Uma pesquisa do órgão regulador de telecomunicações do Reino Unido, a Ofcom, sugere que 60% dos adolescentes se diz altamente viciada nos uso desses aparelhos, a ponto de comprometerem atividades da vida diária.

O caso da garota americana Taylor Sauer, de 18 anos é trágico, mas emblemático. Em janeiro, ela dirigia numa rodovia interestadual que liga os Estados de Utah e Idaho quando bateu a 130 quilômetros por hora na traseira de um caminhão. Taylor trocava mensagens com um amigo na dose de uma a cada 90 segundos!

Mas “dose” mesmo são as metáforas usadas pelos cientistas para entender o fenômeno: de acordo com a reportagem, cientistas do Instituto de Informação e Tecnologia de Helsinque, na Finlândia, afirmam que dispositivos eletrônicos como os celulares geram a sensação de prazer para o cérebro porque ele se sente recompensado a cada novidade recebida.

“Cada mensagem é um pacotinho de prazer”. A descarga de uma substância estimulante para nossos neurônios, a dopamina, encarrega-se de gerar a sensação agradável, dizem.

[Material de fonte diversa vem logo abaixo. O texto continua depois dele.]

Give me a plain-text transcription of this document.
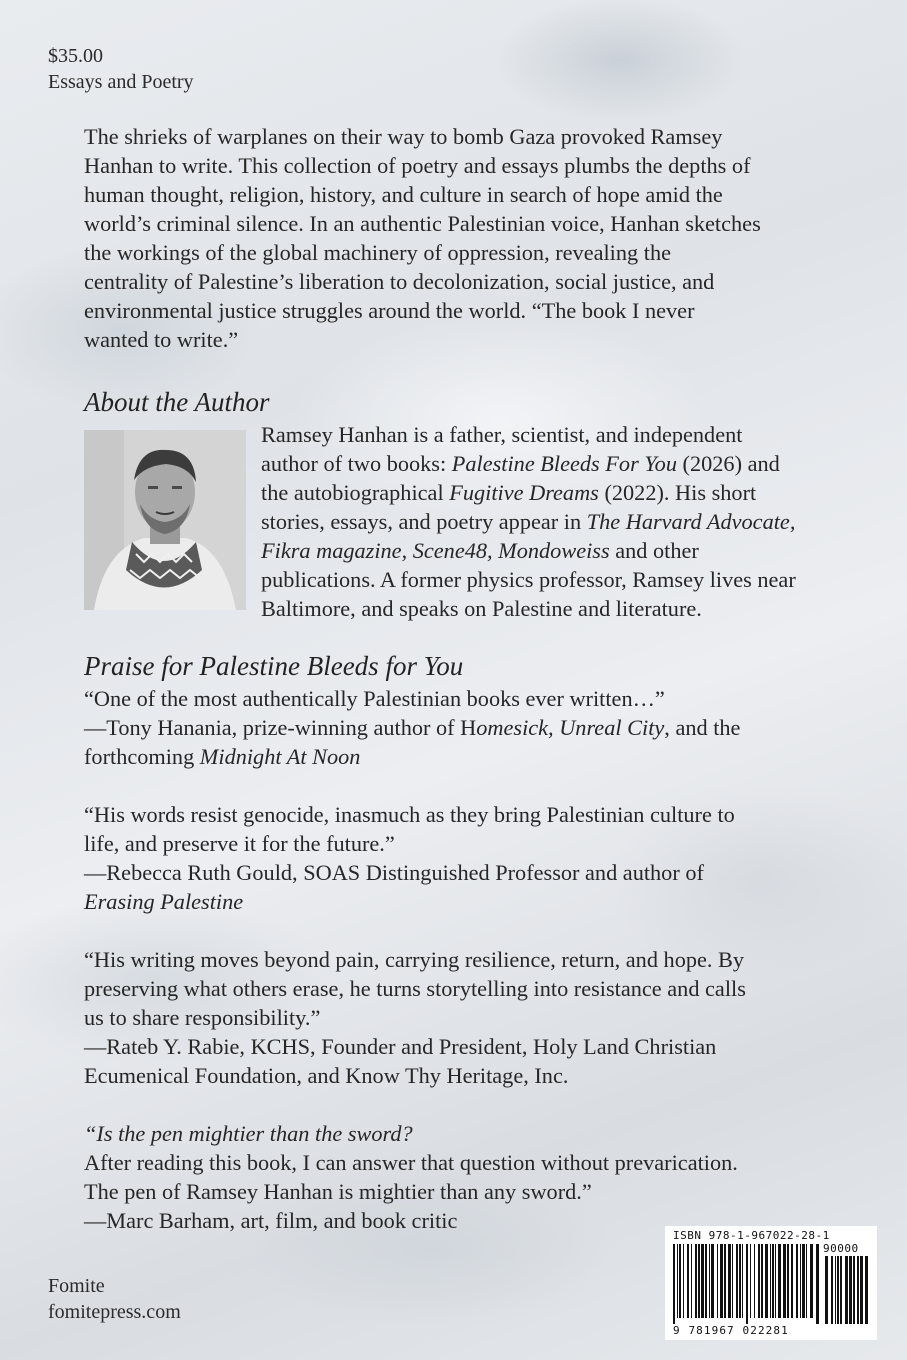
$35.00
Essays and Poetry
The shrieks of warplanes on their way to bomb Gaza provoked Ramsey
Hanhan to write. This collection of poetry and essays plumbs the depths of
human thought, religion, history, and culture in search of hope amid the
world’s criminal silence. In an authentic Palestinian voice, Hanhan sketches
the workings of the global machinery of oppression, revealing the
centrality of Palestine’s liberation to decolonization, social justice, and
environmental justice struggles around the world. “The book I never
wanted to write.”
About the Author
Ramsey Hanhan is a father, scientist, and independent
author of two books: Palestine Bleeds For You (2026) and
the autobiographical Fugitive Dreams (2022). His short
stories, essays, and poetry appear in The Harvard Advocate,
Fikra magazine, Scene48, Mondoweiss and other
publications. A former physics professor, Ramsey lives near
Baltimore, and speaks on Palestine and literature.
Praise for Palestine Bleeds for You
“One of the most authentically Palestinian books ever written…”
—Tony Hanania, prize-winning author of Homesick, Unreal City, and the
forthcoming Midnight At Noon
“His words resist genocide, inasmuch as they bring Palestinian culture to
life, and preserve it for the future.”
—Rebecca Ruth Gould, SOAS Distinguished Professor and author of
Erasing Palestine
“His writing moves beyond pain, carrying resilience, return, and hope. By
preserving what others erase, he turns storytelling into resistance and calls
us to share responsibility.”
—Rateb Y. Rabie, KCHS, Founder and President, Holy Land Christian
Ecumenical Foundation, and Know Thy Heritage, Inc.
“Is the pen mightier than the sword?
After reading this book, I can answer that question without prevarication.
The pen of Ramsey Hanhan is mightier than any sword.”
—Marc Barham, art, film, and book critic
Fomite
fomitepress.com
ISBN 978-1-967022-28-1
90000
9 781967 022281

Já o psicólogo americano Larry Rosen, autor do livro iDisorder (4), sobre vício em tecnologia, diz que a doença é mais preocupante em adolescentes, pois segundo ele, como o amadurecimento cerebral acontece em etapas e a última parte a maturar é o córtex pré-frontal, que seria segundo ele diz, a região do cérebro responsável pelo autocontrole:

“nos adolescentes esta “essa parte do cérebro funciona como um fio desencapado”, diz o psicólogo cientista.

Prolifera-se então toda uma clínica do consumo. São os AA, os NA, os TCC, os MADA os DASA e por aí vai. A lista é interminável, porque é correlata dos produtos que se fazem de semblantes do objeto que falta ao sujeito e que são, ao mesmo tempo produtores do mais de gozar.

Como afirma Tarrab (1), a orientação lacaniana sustenta que a relação com o consumo não tem sua causa no próprio consumo. Trata-se então de verificar se é possível, a partir da experiência da adicção, chegar à questão do sujeito, que é anterior ao objeto da adicção e para o qual este é uma resposta.

Trata-se de verificar em que medida é possível, a partir disso que rechaça o inconsciente, produzir o sujeito como resposta do real.

Referências Bibliográficas

(1) Tarrab, M. Mais-além do consumo. In: Revista Curinga, 20, nov 2004.

(2) Sinatra, E. La toxicomania generalizada y el empuxe al olvido. In: Mas allá de las drogas. La paz: Ed. Plural, 1999.

(3) Miller, J-A. Entrevista sobre o filme Avatar, publicada em 25/02/2010 N°1953 Le Point.

(4) Rosen, L. iDisorder: Understanding Our Obsession With Technology and Overcoming Its Hold on Us. New York: St. Martin’s Press, 2012.